その時、涙が落ちた床に光の筋が落ちていているのに気が付いてゆっくり見上げると、廊下の先の食堂から光が漏れているのが見えた。
俺は立ち上がり、バラバラになってしまったチョコとリボンとハンカチをつかんで、ゆっくり歩き出す。
明かりがついたままの調理場を覗くと、そこには必死になって作った跡が生々しく残っていた。
電気も消し忘れ、片付けずにこのままにするつもりだったんだろうか、俺。
自分で自分がおかしくて、少し笑った。
「…片付けなくちゃ…」
片付けていると少しの時間だけは忘れていられて、俺は入った時より丁寧に、時間をかけて片付け掃除をした。

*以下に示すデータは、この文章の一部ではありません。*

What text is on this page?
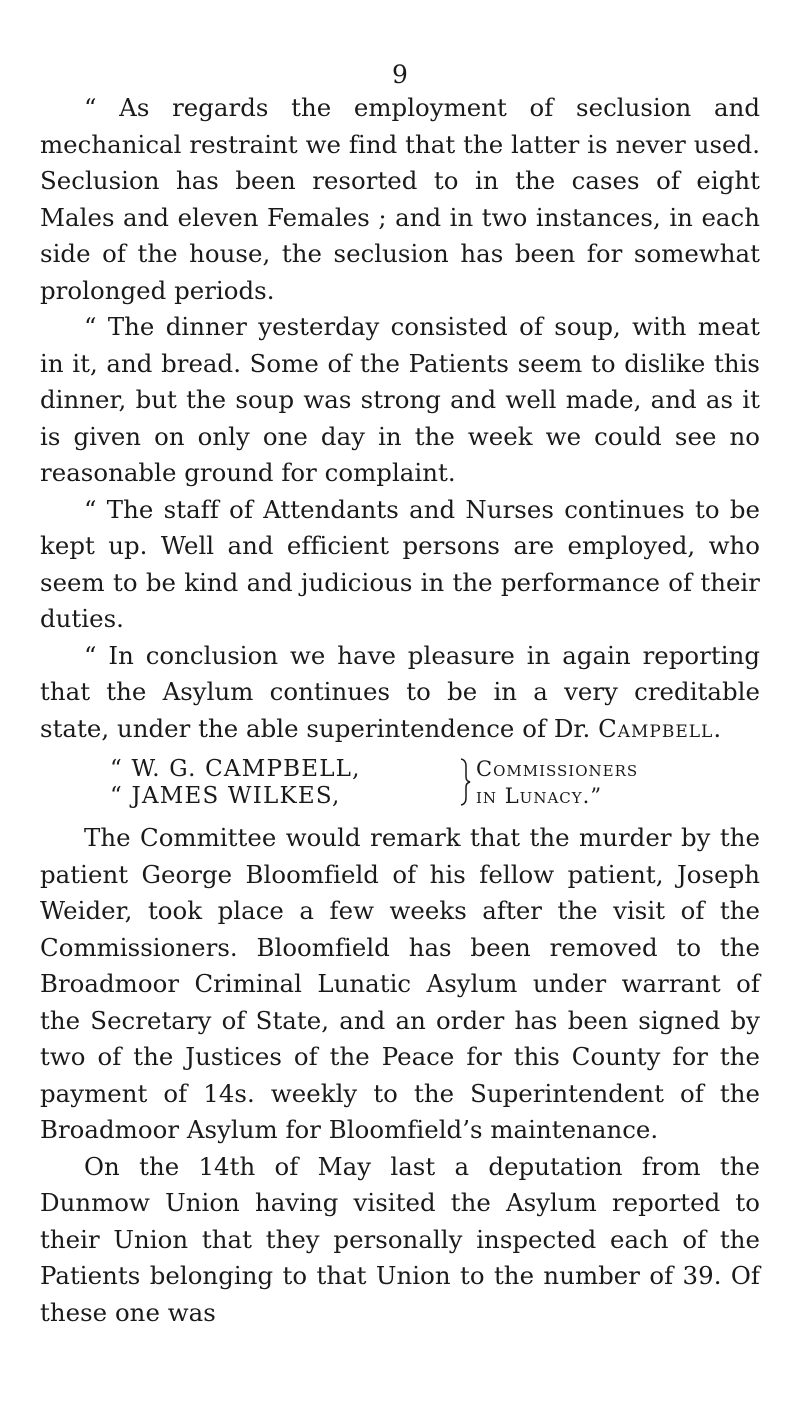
9

“ As regards the employment of seclusion and mechanical restraint we find that the latter is never used. Seclusion has been resorted to in the cases of eight Males and eleven Females ; and in two instances, in each side of the house, the seclusion has been for somewhat prolonged periods.

“ The dinner yesterday consisted of soup, with meat in it, and bread. Some of the Patients seem to dislike this dinner, but the soup was strong and well made, and as it is given on only one day in the week we could see no reasonable ground for complaint.

“ The staff of Attendants and Nurses continues to be kept up. Well and efficient persons are employed, who seem to be kind and judicious in the performance of their duties.

“ In conclusion we have pleasure in again reporting that the Asylum continues to be in a very creditable state, under the able superintendence of Dr. Campbell.

“ W. G. CAMPBELL,
“ JAMES WILKES,
Commissioners
in Lunacy.”

The Committee would remark that the murder by the patient George Bloomfield of his fellow patient, Joseph Weider, took place a few weeks after the visit of the Commissioners. Bloomfield has been removed to the Broadmoor Criminal Lunatic Asylum under warrant of the Secretary of State, and an order has been signed by two of the Justices of the Peace for this County for the payment of 14s. weekly to the Superintendent of the Broadmoor Asylum for Bloomfield’s maintenance.

On the 14th of May last a deputation from the Dunmow Union having visited the Asylum reported to their Union that they personally inspected each of the Patients belonging to that Union to the number of 39. Of these one was
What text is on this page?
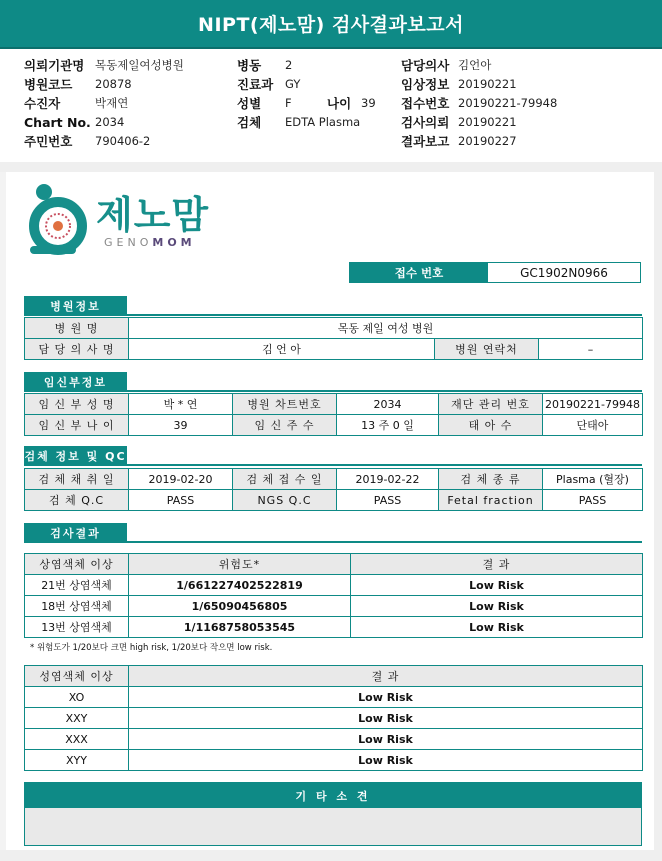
NIPT(제노맘) 검사결과보고서
의뢰기관명 목동제일여성병원
병원코드 20878
수진자	박재연
Chart No. 2034
주민번호 790406-2
병동 2
진료과 GY
성별 F	나이 39
검체 EDTA Plasma
담당의사 김언아
임상정보 20190221
접수번호 20190221-79948
검사의뢰 20190221
결과보고 20190227
제노맘
GENOMOM
접수 번호	GC1902N0966
병원정보
병 원 명	목동 제일 여성 병원		
담 당 의 사 명	김 언 아	병원 연락처	–
임신부정보
임 신 부 성 명	박 * 연	병원 차트번호	2034	재단 관리 번호	20190221-79948
임 신 부 나 이	39	임 신 주 수	13 주 0 일	태 아 수	단태아
검체 정보 및 QC
검 체 채 취 일	2019-02-20	검 체 접 수 일	2019-02-22	검 체 종 류	Plasma (혈장)
검 체 Q.C	PASS	NGS Q.C	PASS	Fetal fraction	PASS
검사결과
상염색체 이상	위험도*	결 과
21번 상염색체	1/661227402522819	Low Risk
18번 상염색체	1/65090456805	Low Risk
13번 상염색체	1/1168758053545	Low Risk
* 위험도가 1/20보다 크면 high risk, 1/20보다 작으면 low risk.
성염색체 이상	결 과
XO	Low Risk
XXY	Low Risk
XXX	Low Risk
XYY	Low Risk
기 타 소 견
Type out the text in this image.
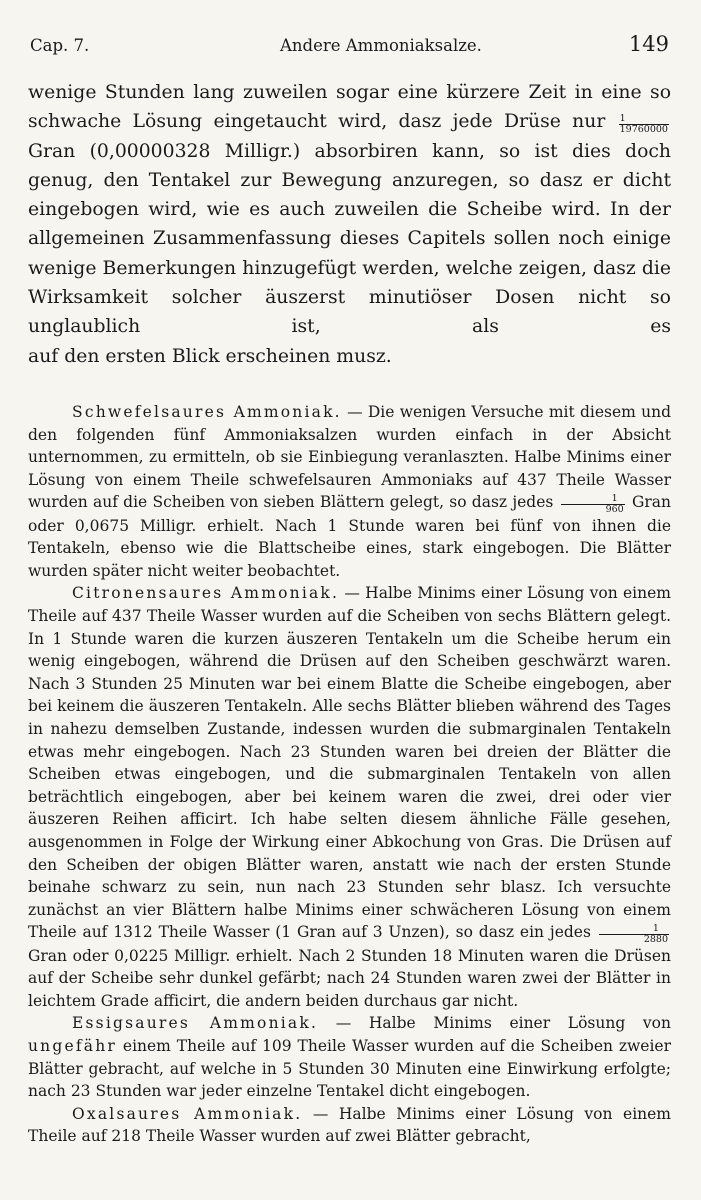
Cap. 7.	Andere Ammoniaksalze.	149
wenige Stunden lang zuweilen sogar eine kürzere Zeit in eine so schwache Lösung eingetaucht wird, dasz jede Drüse nur $\frac{1}{19760000}$
Gran (0,00000328 Milligr.) absorbiren kann, so ist dies doch genug, den Tentakel zur Bewegung anzuregen, so dasz er dicht eingebogen wird, wie es auch zuweilen die Scheibe wird. In der allgemeinen Zusammenfassung dieses Capitels sollen noch einige wenige Bemerkungen hinzugefügt werden, welche zeigen, dasz die Wirksamkeit solcher äuszerst minutiöser Dosen nicht so unglaublich ist, als es
auf den ersten Blick erscheinen musz.

Schwefelsaures Ammoniak. — Die wenigen Versuche mit diesem und den folgenden fünf Ammoniaksalzen wurden einfach in der Absicht unternommen, zu ermitteln, ob sie Einbiegung veranlaszten. Halbe Minims einer Lösung von einem Theile schwefelsauren Ammoniaks auf 437 Theile Wasser wurden auf die Scheiben von sieben Blättern gelegt, so dasz jedes $\frac{1}{960}$ Gran oder 0,0675 Milligr. erhielt. Nach 1 Stunde waren bei fünf von ihnen die Tentakeln, ebenso wie die Blattscheibe eines, stark eingebogen. Die Blätter wurden später nicht weiter beobachtet.

Citronensaures Ammoniak. — Halbe Minims einer Lösung von einem Theile auf 437 Theile Wasser wurden auf die Scheiben von sechs Blättern gelegt. In 1 Stunde waren die kurzen äuszeren Tentakeln um die Scheibe herum ein wenig eingebogen, während die Drüsen auf den Scheiben geschwärzt waren. Nach 3 Stunden 25 Minuten war bei einem Blatte die Scheibe eingebogen, aber bei keinem die äuszeren Tentakeln. Alle sechs Blätter blieben während des Tages in nahezu demselben Zustande, indessen wurden die submarginalen Tentakeln etwas mehr eingebogen. Nach 23 Stunden waren bei dreien der Blätter die Scheiben etwas eingebogen, und die submarginalen Tentakeln von allen beträchtlich eingebogen, aber bei keinem waren die zwei, drei oder vier äuszeren Reihen afficirt. Ich habe selten diesem ähnliche Fälle gesehen, ausgenommen in Folge der Wirkung einer Abkochung von Gras. Die Drüsen auf den Scheiben der obigen Blätter waren, anstatt wie nach der ersten Stunde beinahe schwarz zu sein, nun nach 23 Stunden sehr blasz. Ich versuchte zunächst an vier Blättern halbe Minims einer schwächeren Lösung von einem Theile auf 1312 Theile Wasser (1 Gran auf 3 Unzen), so dasz ein jedes $\frac{1}{2880}$
Gran oder 0,0225 Milligr. erhielt. Nach 2 Stunden 18 Minuten waren die Drüsen auf der Scheibe sehr dunkel gefärbt; nach 24 Stunden waren zwei der Blätter in leichtem Grade afficirt, die andern beiden durchaus gar nicht.

Essigsaures Ammoniak. — Halbe Minims einer Lösung von ungefähr einem Theile auf 109 Theile Wasser wurden auf die Scheiben zweier Blätter gebracht, auf welche in 5 Stunden 30 Minuten eine Einwirkung erfolgte; nach 23 Stunden war jeder einzelne Tentakel dicht eingebogen.

Oxalsaures Ammoniak. — Halbe Minims einer Lösung von einem Theile auf 218 Theile Wasser wurden auf zwei Blätter gebracht,
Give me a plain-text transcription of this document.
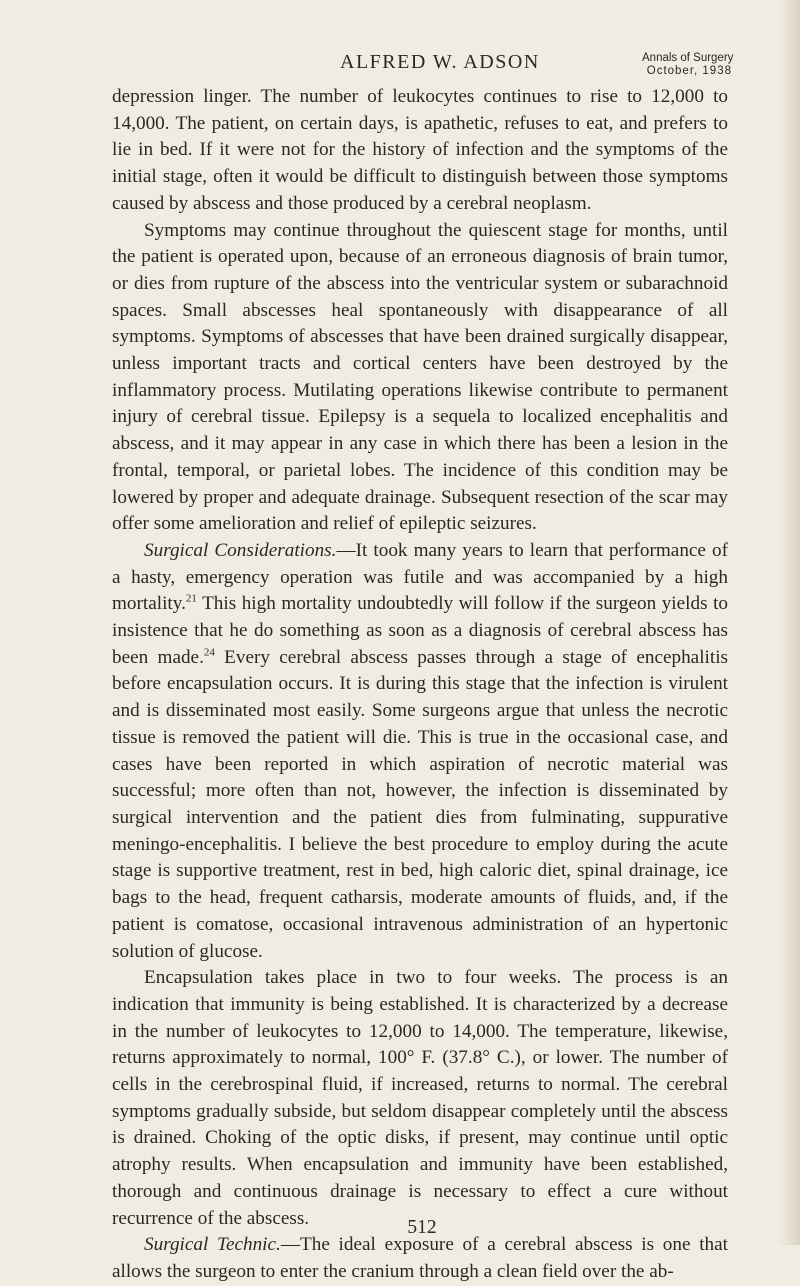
ALFRED W. ADSON	Annals of Surgery
October, 1938

depression linger. The number of leukocytes continues to rise to 12,000 to 14,000. The patient, on certain days, is apathetic, refuses to eat, and prefers to lie in bed. If it were not for the history of infection and the symptoms of the initial stage, often it would be difficult to distinguish between those symptoms caused by abscess and those produced by a cerebral neoplasm.

Symptoms may continue throughout the quiescent stage for months, until the patient is operated upon, because of an erroneous diagnosis of brain tumor, or dies from rupture of the abscess into the ventricular system or subarachnoid spaces. Small abscesses heal spontaneously with disappearance of all symptoms. Symptoms of abscesses that have been drained surgically disappear, unless important tracts and cortical centers have been destroyed by the inflammatory process. Mutilating operations likewise contribute to permanent injury of cerebral tissue. Epilepsy is a sequela to localized encephalitis and abscess, and it may appear in any case in which there has been a lesion in the frontal, temporal, or parietal lobes. The incidence of this condition may be lowered by proper and adequate drainage. Subsequent resection of the scar may offer some amelioration and relief of epileptic seizures.

Surgical Considerations.—It took many years to learn that performance of a hasty, emergency operation was futile and was accompanied by a high mortality.$^{21}$ This high mortality undoubtedly will follow if the surgeon yields to insistence that he do something as soon as a diagnosis of cerebral abscess has been made.$^{24}$ Every cerebral abscess passes through a stage of encephalitis before encapsulation occurs. It is during this stage that the infection is virulent and is disseminated most easily. Some surgeons argue that unless the necrotic tissue is removed the patient will die. This is true in the occasional case, and cases have been reported in which aspiration of necrotic material was successful; more often than not, however, the infection is disseminated by surgical intervention and the patient dies from fulminating, suppurative meningo-encephalitis. I believe the best procedure to employ during the acute stage is supportive treatment, rest in bed, high caloric diet, spinal drainage, ice bags to the head, frequent catharsis, moderate amounts of fluids, and, if the patient is comatose, occasional intravenous administration of an hypertonic solution of glucose.

Encapsulation takes place in two to four weeks. The process is an indication that immunity is being established. It is characterized by a decrease in the number of leukocytes to 12,000 to 14,000. The temperature, likewise, returns approximately to normal, 100° F. (37.8° C.), or lower. The number of cells in the cerebrospinal fluid, if increased, returns to normal. The cerebral symptoms gradually subside, but seldom disappear completely until the abscess is drained. Choking of the optic disks, if present, may continue until optic atrophy results. When encapsulation and immunity have been established, thorough and continuous drainage is necessary to effect a cure without recurrence of the abscess.

Surgical Technic.—The ideal exposure of a cerebral abscess is one that allows the surgeon to enter the cranium through a clean field over the ab-

512
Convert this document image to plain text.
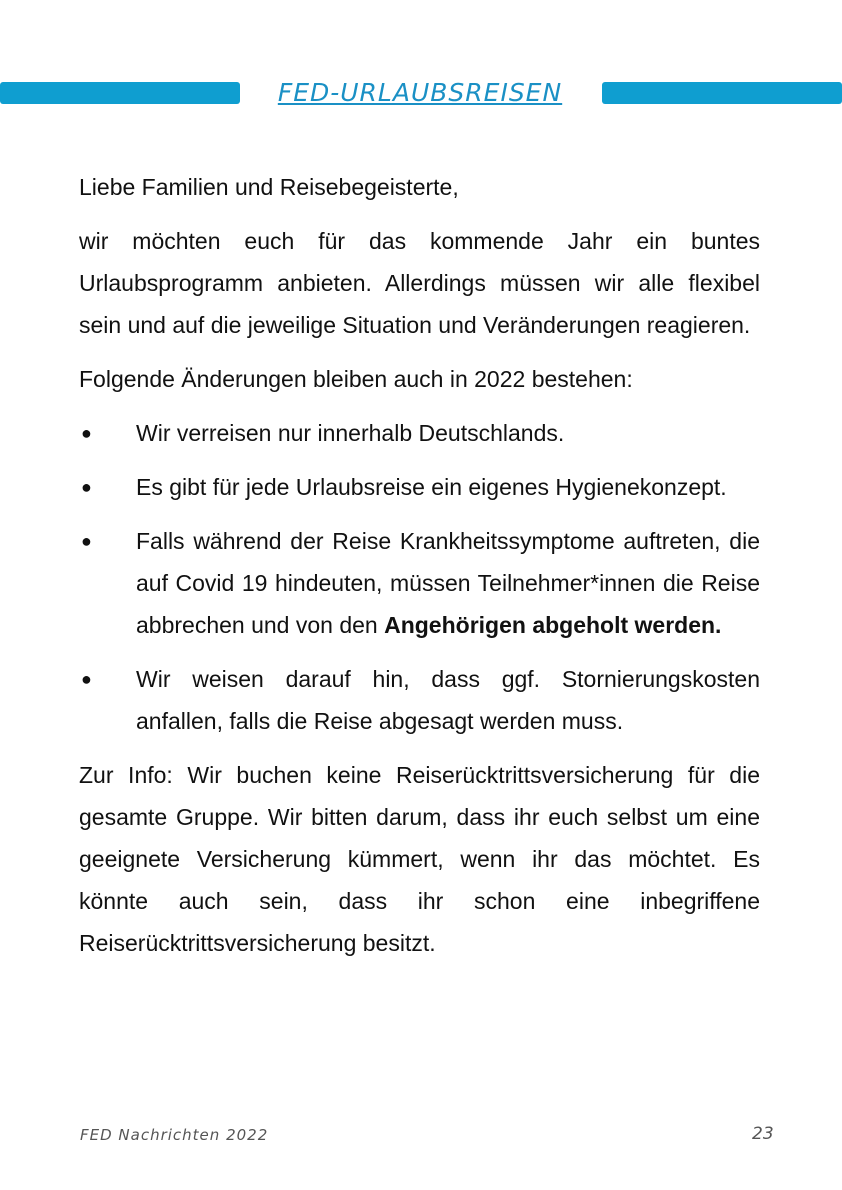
FED-URLAUBSREISEN

Liebe Familien und Reisebegeisterte,

wir möchten euch für das kommende Jahr ein buntes Urlaubsprogramm anbieten. Allerdings müssen wir alle flexibel sein und auf die jeweilige Situation und Veränderungen reagieren.

Folgende Änderungen bleiben auch in 2022 bestehen:

● Wir verreisen nur innerhalb Deutschlands.
● Es gibt für jede Urlaubsreise ein eigenes Hygienekonzept.
● Falls während der Reise Krankheitssymptome auftreten, die auf Covid 19 hindeuten, müssen Teilnehmer*innen die Reise abbrechen und von den Angehörigen abgeholt werden.
● Wir weisen darauf hin, dass ggf. Stornierungskosten anfallen, falls die Reise abgesagt werden muss.

Zur Info: Wir buchen keine Reiserücktrittsversicherung für die gesamte Gruppe. Wir bitten darum, dass ihr euch selbst um eine geeignete Versicherung kümmert, wenn ihr das möchtet. Es könnte auch sein, dass ihr schon eine inbegriffene Reiserücktrittsversicherung besitzt.

FED Nachrichten 2022	23
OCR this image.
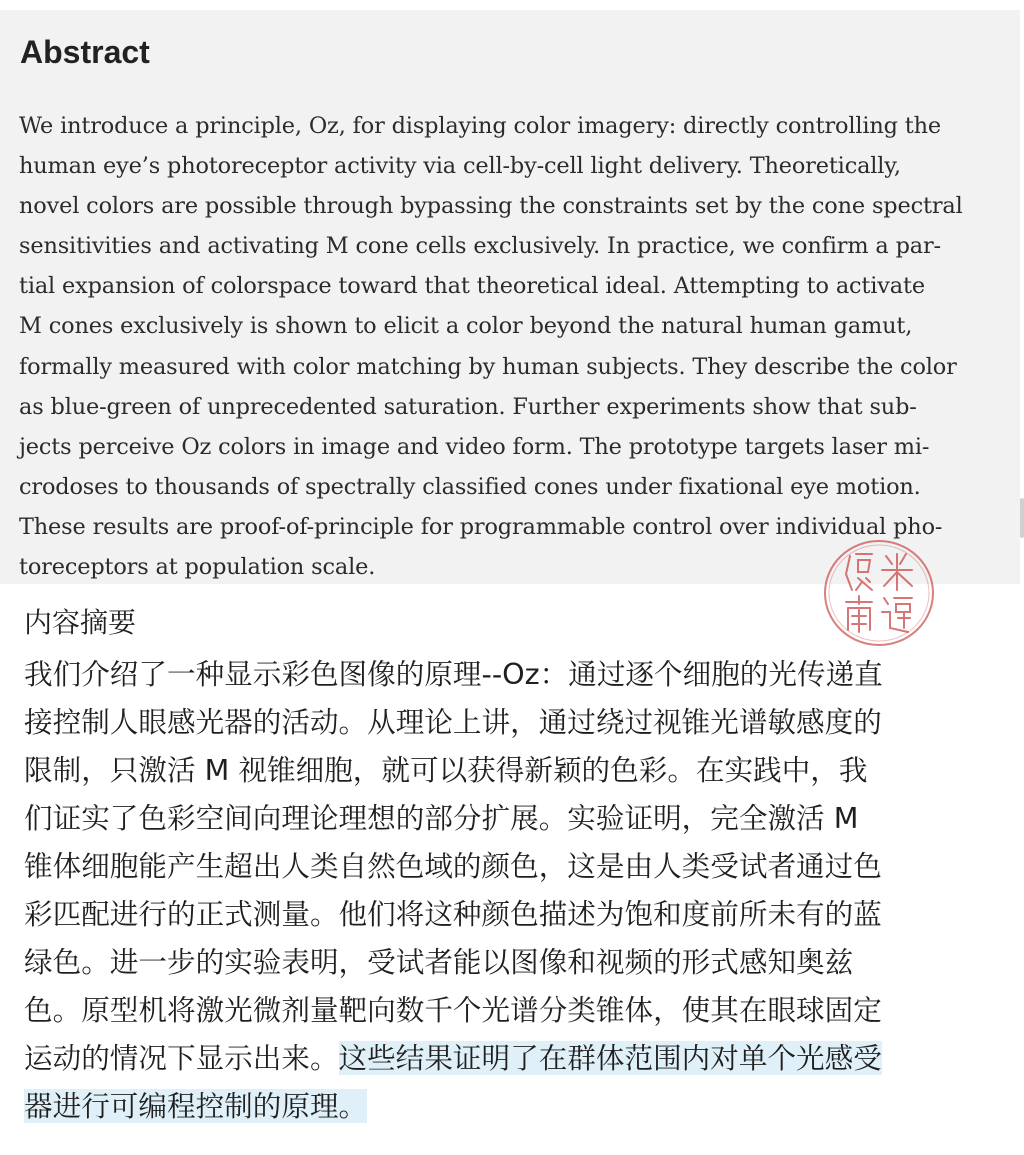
Abstract
We introduce a principle, Oz, for displaying color imagery: directly controlling the
human eye’s photoreceptor activity via cell-by-cell light delivery. Theoretically,
novel colors are possible through bypassing the constraints set by the cone spectral
sensitivities and activating M cone cells exclusively. In practice, we confirm a par-
tial expansion of colorspace toward that theoretical ideal. Attempting to activate
M cones exclusively is shown to elicit a color beyond the natural human gamut,
formally measured with color matching by human subjects. They describe the color
as blue-green of unprecedented saturation. Further experiments show that sub-
jects perceive Oz colors in image and video form. The prototype targets laser mi-
crodoses to thousands of spectrally classified cones under fixational eye motion.
These results are proof-of-principle for programmable control over individual pho-
toreceptors at population scale.
内容摘要
我们介绍了一种显示彩色图像的原理--Oz：通过逐个细胞的光传递直
接控制人眼感光器的活动。从理论上讲，通过绕过视锥光谱敏感度的
限制，只激活 M 视锥细胞，就可以获得新颖的色彩。在实践中，我
们证实了色彩空间向理论理想的部分扩展。实验证明，完全激活 M
锥体细胞能产生超出人类自然色域的颜色，这是由人类受试者通过色
彩匹配进行的正式测量。他们将这种颜色描述为饱和度前所未有的蓝
绿色。进一步的实验表明，受试者能以图像和视频的形式感知奥兹
色。原型机将激光微剂量靶向数千个光谱分类锥体，使其在眼球固定
运动的情况下显示出来。这些结果证明了在群体范围内对单个光感受
器进行可编程控制的原理。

食堂に掛けられた時計を見ると、もう夜中の3時になろうとしている。
だけどまったく眠気なんて感じなかった。  

 15分ほどで掃除を終えて、俺は食堂を出る。
少し気持が落ち着いたような気がするけれど、自分の部屋に戻ってもきっと眠れないだろう。
明日は運良く土曜日で学校は休みだ。
…中嶋さんに会わなくてすむ。
そう思ったら少しだけ安心している自分がいた。
自分の部屋がある、最後の角を曲がる。
暗い廊下。
曲がったその先に、ひとつの人影が見えた。
俺は驚いて声を上げそうになり、とっさに口を押さえてしまう。
その影は俺の部屋のドアの前にあった。

目を必死で凝らして見ると、背の高いその影は…中嶋さんだった。